The UK Supreme Court has rejected an attempt to overturn a court ruling in favour of same-sex and unmarried couples adopting children in Northern Ireland.

The appeal had been brought by Northern Ireland Health Minister Edwin Poots.

Having unsuccessfully taken his case to the highest court in the land, equality campaigners and potential same-sex adoptive parents in Northern Ireland will hope today’s ruling means Mr Poot’s legal fight against them is at an end.

A spokesman for the UK’s top court on Wednesday said: “The Supreme Court of the UK has refused permission to appeal the Court of Appeal’s decision in this matter.”

At present a single gay or lesbian person in Northern Ireland can adopt, but a couple in a civil partnership cannot.

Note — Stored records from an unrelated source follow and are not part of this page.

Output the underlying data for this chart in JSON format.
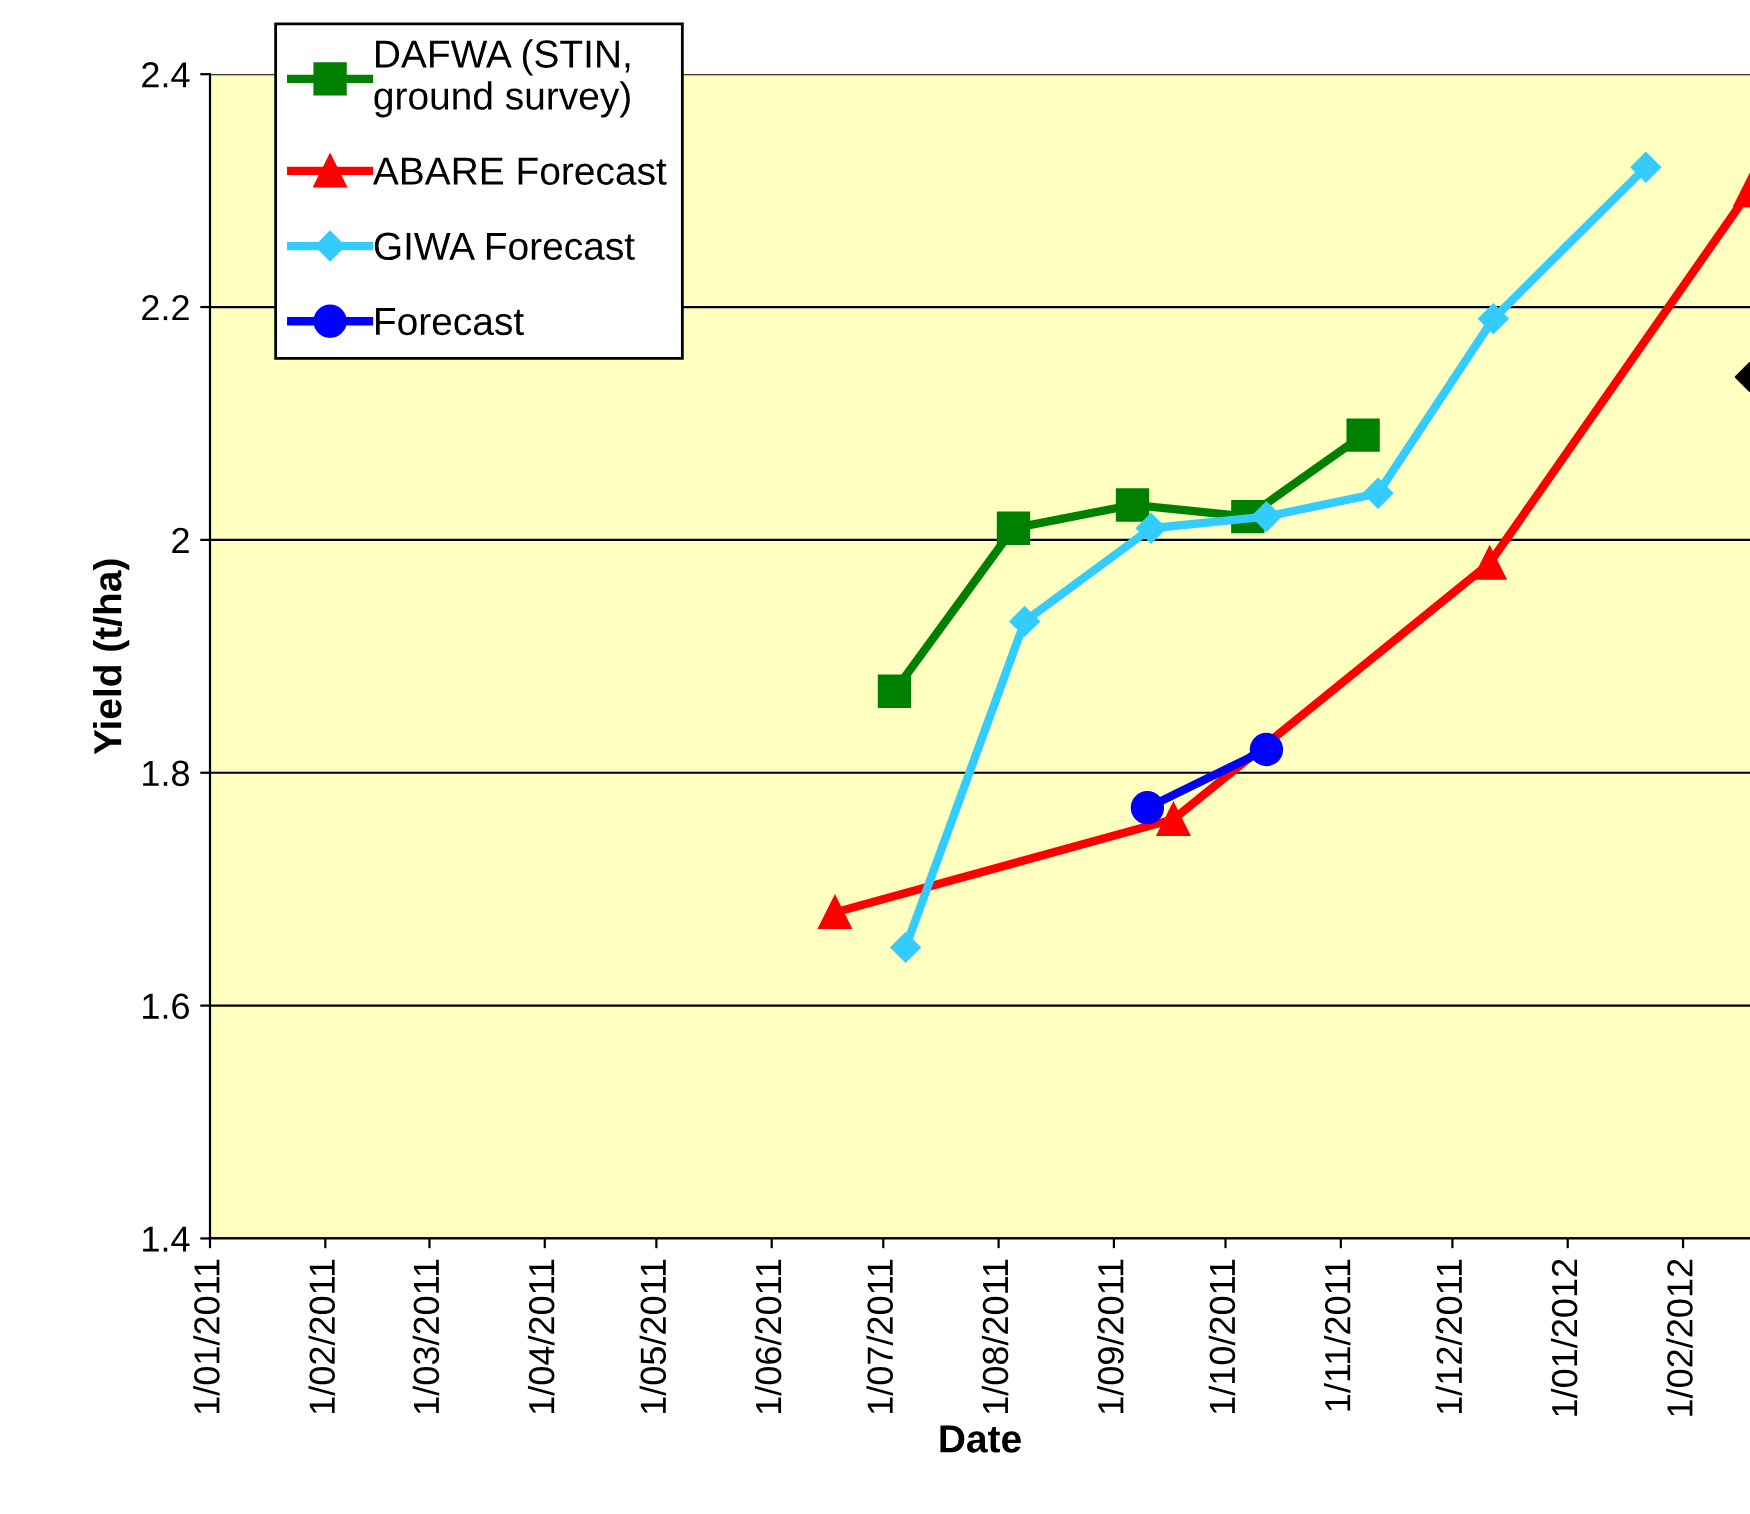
{
  "chart_data": {
    "type": "line",
    "xlabel": "Date",
    "ylabel": "Yield (t/ha)",
    "xlim": [
      "2011-01-01",
      "2012-02-19"
    ],
    "xticks": [
      {
        "value": "2011-01-01",
        "label": "1/01/2011"
      },
      {
        "value": "2011-02-01",
        "label": "1/02/2011"
      },
      {
        "value": "2011-03-01",
        "label": "1/03/2011"
      },
      {
        "value": "2011-04-01",
        "label": "1/04/2011"
      },
      {
        "value": "2011-05-01",
        "label": "1/05/2011"
      },
      {
        "value": "2011-06-01",
        "label": "1/06/2011"
      },
      {
        "value": "2011-07-01",
        "label": "1/07/2011"
      },
      {
        "value": "2011-08-01",
        "label": "1/08/2011"
      },
      {
        "value": "2011-09-01",
        "label": "1/09/2011"
      },
      {
        "value": "2011-10-01",
        "label": "1/10/2011"
      },
      {
        "value": "2011-11-01",
        "label": "1/11/2011"
      },
      {
        "value": "2011-12-01",
        "label": "1/12/2011"
      },
      {
        "value": "2012-01-01",
        "label": "1/01/2012"
      },
      {
        "value": "2012-02-01",
        "label": "1/02/2012"
      }
    ],
    "ylim": [
      1.4,
      2.4
    ],
    "yticks": [
      {
        "value": 1.4,
        "label": "1.4"
      },
      {
        "value": 1.6,
        "label": "1.6"
      },
      {
        "value": 1.8,
        "label": "1.8"
      },
      {
        "value": 2.0,
        "label": "2"
      },
      {
        "value": 2.2,
        "label": "2.2"
      },
      {
        "value": 2.4,
        "label": "2.4"
      }
    ],
    "grid": "y",
    "legend": "top left",
    "series": [
      {
        "name": "DAFWA (STIN,\nground survey)",
        "color": "#008000",
        "marker": "square",
        "x": [
          "2011-07-04",
          "2011-08-05",
          "2011-09-06",
          "2011-10-07",
          "2011-11-07"
        ],
        "values": [
          1.87,
          2.01,
          2.03,
          2.02,
          2.09
        ]
      },
      {
        "name": "ABARE Forecast",
        "color": "#ff0000",
        "marker": "triangle",
        "x": [
          "2011-06-18",
          "2011-09-17",
          "2011-12-11",
          "2012-02-19"
        ],
        "values": [
          1.68,
          1.76,
          1.98,
          2.3
        ]
      },
      {
        "name": "GIWA Forecast",
        "color": "#33ccff",
        "marker": "diamond",
        "x": [
          "2011-07-07",
          "2011-08-08",
          "2011-09-11",
          "2011-10-12",
          "2011-11-11",
          "2011-12-12",
          "2012-01-22"
        ],
        "values": [
          1.65,
          1.93,
          2.01,
          2.02,
          2.04,
          2.19,
          2.32
        ]
      },
      {
        "name": "Forecast",
        "color": "#0000ff",
        "marker": "circle",
        "x": [
          "2011-09-10",
          "2011-10-12"
        ],
        "values": [
          1.77,
          1.82
        ]
      },
      {
        "type": "scatter",
        "color": "#000000",
        "marker": "diamond",
        "x": [
          "2012-02-19"
        ],
        "values": [
          2.14
        ]
      }
    ]
  }
}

In October 2012, Mr Justice Treacy of Belfast High Court ruled Northern Ireland’s ban had discriminated against same-sex couples in civil partnerships and also breached their right to family life.

Hours later Mr Poots confirmed that he was formally going to appeal the decision.

The Court of Appeal in Belfast dismissed Mr Poot’s challenge in June 2013.

In July it was revealed that the DUP Assembly Member had used £40,000 of public money in order to fund his appeal.

For the past year, Mr Poots has embarked on a similarly expensive legal challenge against removing the lifetime ban on gay men donating blood.

Mr Poots was told earlier this month by Belfast High Court that he’d breached the ministerial code in continuing with the ban.

It now falls to UK Health Secretary Jeremy Hunt to quash the ban in Northern Ireland.

Responding to Tuesday’s adoption ruling, Director of The Rainbow Project, John O’Doherty, said: “This ruling once again proves that the Minister has wasted public funds trying to defend the indefensible. Discrimination on the basis of sexual orientation or marital status is not in the best interest of children. The cost of this case is not just financial but has had a negative impact on the health and well-being of countless families”.

“Young people in care deserve a loving and caring home and assessments should be left to social workers and other professionals working in this field”.

He concluded: “We hope that this ruling brings an end to this discriminatory practice in Northern Ireland and that the Minister takes immediate steps to uphold the decision by the High Court”.